One-third of the voting public takes Rob Ford very seriously, according to the pollsters. Which leaves the remaining two-thirds in a state of intellectual despair: What kind of rational response can you give to a man who says he wants to keep newcomers out of Toronto?

[. . .]

But closing the gates, tossing away the welcome mat, and junking the Diversity Our Strength civic motto? “We can’t even deal with the 2.5-million people in this city,” Mr. Ford said in the TV debate that first popularized his anti-outsider views. “I think it’s more important that we take care of the people now before we start bringing in more.”

As part of the campaign platform for a fiscally frugal candidate, this reluctance to grow sounds persuasive. Our roads are clogged enough already. More people can only make them worse. Or, we don’t have enough tax dollars to deal with public housing as it is. So where will we find the money to build more towers when all those impoverished foreigners get off the boat?

But Mr. Ford’s followers should be very careful what they wish for: However unworkable the city seems to them now, a city without newcomers will face a much more desperate future. We’re not talking slow-moving commutes, rude TTC employees and the occasional garbage strike – this Tea Party resistance movement is a recipe for urban extinction, and not just because there’ll be nobody around to serve the tea.

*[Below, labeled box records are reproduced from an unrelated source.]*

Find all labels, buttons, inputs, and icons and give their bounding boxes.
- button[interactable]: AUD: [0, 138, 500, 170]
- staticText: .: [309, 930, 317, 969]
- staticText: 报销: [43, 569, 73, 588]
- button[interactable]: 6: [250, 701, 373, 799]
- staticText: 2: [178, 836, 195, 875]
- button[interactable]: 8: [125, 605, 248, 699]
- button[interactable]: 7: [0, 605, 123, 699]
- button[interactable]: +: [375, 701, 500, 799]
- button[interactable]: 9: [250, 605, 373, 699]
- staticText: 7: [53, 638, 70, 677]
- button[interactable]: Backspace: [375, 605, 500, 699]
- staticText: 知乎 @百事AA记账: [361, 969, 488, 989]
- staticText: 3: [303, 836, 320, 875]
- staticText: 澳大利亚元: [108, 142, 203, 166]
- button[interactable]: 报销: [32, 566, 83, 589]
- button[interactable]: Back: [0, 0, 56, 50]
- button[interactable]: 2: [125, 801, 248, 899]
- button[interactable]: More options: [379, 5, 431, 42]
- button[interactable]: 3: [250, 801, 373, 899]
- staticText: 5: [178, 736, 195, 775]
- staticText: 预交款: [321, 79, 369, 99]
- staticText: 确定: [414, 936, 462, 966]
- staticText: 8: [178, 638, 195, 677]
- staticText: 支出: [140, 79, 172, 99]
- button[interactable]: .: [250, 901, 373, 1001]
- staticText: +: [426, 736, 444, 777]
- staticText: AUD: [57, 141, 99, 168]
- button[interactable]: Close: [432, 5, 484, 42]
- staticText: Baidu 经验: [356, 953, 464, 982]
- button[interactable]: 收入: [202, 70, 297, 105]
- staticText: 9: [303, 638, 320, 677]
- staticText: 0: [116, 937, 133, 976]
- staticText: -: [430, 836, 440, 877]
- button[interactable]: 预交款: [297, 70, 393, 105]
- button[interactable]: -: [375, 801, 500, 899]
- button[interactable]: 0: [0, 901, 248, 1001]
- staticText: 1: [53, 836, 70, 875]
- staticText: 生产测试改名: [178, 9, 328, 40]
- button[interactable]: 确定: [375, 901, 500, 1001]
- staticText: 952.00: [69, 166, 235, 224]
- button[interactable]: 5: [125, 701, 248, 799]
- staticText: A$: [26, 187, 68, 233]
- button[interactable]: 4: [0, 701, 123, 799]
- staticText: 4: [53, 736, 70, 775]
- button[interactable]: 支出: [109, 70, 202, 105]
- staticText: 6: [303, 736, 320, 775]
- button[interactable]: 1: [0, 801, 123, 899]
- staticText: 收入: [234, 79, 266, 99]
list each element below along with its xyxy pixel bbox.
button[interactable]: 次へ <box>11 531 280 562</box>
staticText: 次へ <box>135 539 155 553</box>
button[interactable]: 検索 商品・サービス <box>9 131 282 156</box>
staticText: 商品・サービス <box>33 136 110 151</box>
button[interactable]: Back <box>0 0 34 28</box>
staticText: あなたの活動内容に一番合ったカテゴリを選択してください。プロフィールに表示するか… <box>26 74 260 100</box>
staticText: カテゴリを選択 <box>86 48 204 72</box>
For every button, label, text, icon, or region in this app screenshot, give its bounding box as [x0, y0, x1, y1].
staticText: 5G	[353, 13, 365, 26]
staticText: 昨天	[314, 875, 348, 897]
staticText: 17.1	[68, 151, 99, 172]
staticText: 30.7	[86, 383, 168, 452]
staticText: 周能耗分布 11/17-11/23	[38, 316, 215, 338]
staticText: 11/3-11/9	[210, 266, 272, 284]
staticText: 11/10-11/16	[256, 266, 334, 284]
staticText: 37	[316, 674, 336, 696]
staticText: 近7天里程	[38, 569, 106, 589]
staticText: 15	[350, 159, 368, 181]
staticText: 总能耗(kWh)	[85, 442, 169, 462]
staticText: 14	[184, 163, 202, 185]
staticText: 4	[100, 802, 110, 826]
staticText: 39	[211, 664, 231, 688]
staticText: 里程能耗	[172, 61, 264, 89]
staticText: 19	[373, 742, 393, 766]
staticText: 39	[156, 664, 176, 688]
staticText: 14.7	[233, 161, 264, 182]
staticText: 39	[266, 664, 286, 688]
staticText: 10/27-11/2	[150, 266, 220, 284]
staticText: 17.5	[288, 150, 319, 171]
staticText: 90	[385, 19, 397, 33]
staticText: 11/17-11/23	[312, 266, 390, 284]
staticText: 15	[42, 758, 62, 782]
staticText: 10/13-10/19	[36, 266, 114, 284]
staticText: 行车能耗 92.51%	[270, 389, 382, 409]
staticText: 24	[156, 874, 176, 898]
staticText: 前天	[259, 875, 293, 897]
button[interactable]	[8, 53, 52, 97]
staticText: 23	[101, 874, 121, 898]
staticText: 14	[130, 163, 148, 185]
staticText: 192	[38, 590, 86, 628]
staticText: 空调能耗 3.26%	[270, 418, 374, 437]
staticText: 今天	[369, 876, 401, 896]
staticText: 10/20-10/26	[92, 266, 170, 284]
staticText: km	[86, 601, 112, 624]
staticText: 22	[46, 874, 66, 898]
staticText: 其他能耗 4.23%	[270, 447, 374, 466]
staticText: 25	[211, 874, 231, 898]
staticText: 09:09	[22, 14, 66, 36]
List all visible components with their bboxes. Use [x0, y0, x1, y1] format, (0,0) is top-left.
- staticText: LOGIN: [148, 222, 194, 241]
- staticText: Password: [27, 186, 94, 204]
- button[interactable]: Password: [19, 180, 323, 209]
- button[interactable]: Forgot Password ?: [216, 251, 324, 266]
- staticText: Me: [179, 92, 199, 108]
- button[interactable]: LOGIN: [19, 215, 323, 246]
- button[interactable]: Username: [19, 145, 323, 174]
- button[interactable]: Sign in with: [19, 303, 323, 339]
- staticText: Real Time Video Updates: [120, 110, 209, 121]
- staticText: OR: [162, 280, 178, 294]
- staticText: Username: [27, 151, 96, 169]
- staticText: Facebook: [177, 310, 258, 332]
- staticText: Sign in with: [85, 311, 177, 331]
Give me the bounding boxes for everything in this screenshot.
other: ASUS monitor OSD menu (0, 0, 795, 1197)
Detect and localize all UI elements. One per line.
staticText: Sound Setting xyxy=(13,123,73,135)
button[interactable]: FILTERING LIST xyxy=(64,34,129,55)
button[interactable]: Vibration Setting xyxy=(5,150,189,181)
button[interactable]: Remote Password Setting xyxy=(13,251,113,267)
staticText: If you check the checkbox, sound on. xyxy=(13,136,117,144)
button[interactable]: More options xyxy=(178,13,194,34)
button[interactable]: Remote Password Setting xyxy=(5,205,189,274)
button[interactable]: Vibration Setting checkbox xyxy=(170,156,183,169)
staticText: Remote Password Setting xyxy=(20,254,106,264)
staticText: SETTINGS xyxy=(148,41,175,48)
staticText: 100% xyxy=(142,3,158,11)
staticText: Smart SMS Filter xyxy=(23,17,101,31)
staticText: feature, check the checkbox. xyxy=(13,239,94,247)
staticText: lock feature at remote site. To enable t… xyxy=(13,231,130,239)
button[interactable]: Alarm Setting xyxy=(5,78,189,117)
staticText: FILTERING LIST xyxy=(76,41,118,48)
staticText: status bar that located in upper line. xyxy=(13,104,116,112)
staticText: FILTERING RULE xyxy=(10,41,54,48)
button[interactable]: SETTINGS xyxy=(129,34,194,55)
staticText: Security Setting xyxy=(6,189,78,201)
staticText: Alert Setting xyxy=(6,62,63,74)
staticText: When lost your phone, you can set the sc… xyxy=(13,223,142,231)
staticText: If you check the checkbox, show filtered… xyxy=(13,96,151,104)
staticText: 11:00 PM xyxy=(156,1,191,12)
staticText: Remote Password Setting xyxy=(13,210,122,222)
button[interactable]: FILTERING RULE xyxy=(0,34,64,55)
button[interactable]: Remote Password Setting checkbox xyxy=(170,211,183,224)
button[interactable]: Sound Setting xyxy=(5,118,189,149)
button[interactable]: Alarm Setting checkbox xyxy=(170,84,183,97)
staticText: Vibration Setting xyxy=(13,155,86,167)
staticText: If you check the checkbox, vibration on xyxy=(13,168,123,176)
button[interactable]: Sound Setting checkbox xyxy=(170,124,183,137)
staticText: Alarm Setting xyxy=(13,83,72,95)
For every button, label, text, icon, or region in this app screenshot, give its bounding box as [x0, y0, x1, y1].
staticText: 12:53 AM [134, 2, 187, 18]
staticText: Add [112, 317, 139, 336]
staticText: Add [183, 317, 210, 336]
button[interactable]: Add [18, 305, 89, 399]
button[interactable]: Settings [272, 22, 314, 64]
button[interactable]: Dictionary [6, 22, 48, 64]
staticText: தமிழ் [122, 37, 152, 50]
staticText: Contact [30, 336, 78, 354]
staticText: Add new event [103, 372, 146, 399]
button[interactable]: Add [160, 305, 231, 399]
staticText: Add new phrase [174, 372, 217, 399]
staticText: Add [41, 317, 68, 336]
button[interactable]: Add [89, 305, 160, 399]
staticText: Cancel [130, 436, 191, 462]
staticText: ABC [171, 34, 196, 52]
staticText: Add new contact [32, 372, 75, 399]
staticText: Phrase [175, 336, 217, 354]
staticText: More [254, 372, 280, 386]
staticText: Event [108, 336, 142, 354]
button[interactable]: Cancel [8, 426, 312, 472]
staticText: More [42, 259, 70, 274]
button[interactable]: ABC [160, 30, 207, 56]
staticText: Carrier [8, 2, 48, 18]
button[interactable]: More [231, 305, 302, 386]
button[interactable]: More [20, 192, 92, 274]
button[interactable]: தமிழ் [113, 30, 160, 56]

“If you think growth is bad,” says Joe Berridge, a partner at Urban Strategies Inc., “just try the alternative.” The economic activity generated by young, energetic newcomers to Toronto actually makes our lives richer, literally as well as figuratively. “There’s absolutely no evidence that any of the city’s social or physical problems are due to the strains of immigration,” Mr. Berridge says. “Our transport system is appalling, but that’s because it’s just too old, and we’ve refused to spend money on it.”

[. . .]

Let’s look more closely at his newcomer-free city. The first thing we see are the obvious disappearances, the missing applicants for those highly visible jobs traditionally taken on new arrivals: Children and seniors and the infirm would lose their caregivers, fast-food restaurants would become slower and fewer, cabs would disappear from the streets as fewer overeducated immigrants arrived with a willingness to work hard for a lower wage but a better future for their overachieving offspring.

But that’s just the starting point of the Ford revolution, and it misses out on the subtler but more widespread damage done by his Little Toronto musings. “This would have a huge effect on the labour market,” says Alan Broadbent of the Maytree Foundation. “Once the economy comes back, the worker shortage is going to be a serious, serious problem. The birth rate in Toronto is well below replacement, which has a huge effect on the labour market.” Either we need a constant flow of newcomers, or less effective forms of birth control – a subject to which Mr. Ford has not yet turned his thoughts.

Mr. Ford made his controversial comments shortly after a shipload of Tamil refugees reached Canada, leaving the implication that newcomers were rule-breaking have-nots who would take more than give. But any analysis of modern Toronto dispels his simplistic response – immigrants generally are better educated than their homegrown Toronto equivalents, and they raise children who are academic and economic overachievers.

Immigrants aren’t a burden to the taxpayers and a drain on the economy. In fact, to a large extent they are the economy. An analysis of the Toronto job market prepared by Karen King of the Martin Prosperity Institute estimates that there are more than 125,000 immigrants working in business and finance occupations alone, or almost half of the city’s total. In health and science occupations, more than half the work force is foreign-born. Newcomers are the rule, not the exception. Perhaps not enough of them are in management, but that doesn't seem to be Mr. Ford's main complaint.

[. . .]

“Toronto’s rise onto the world stage has been driven by immigration,” says Prof. Siemiatycki. “The issue of population capacity is a legitimate issue to consider, and the stagnation of infrastructure can become an impediment to Toronto’s quality of life. But the answer isn’t to shut down growth. In an increasingly knowledge-based, globalized economy, you don’t want to turn away smart and well-connected people.”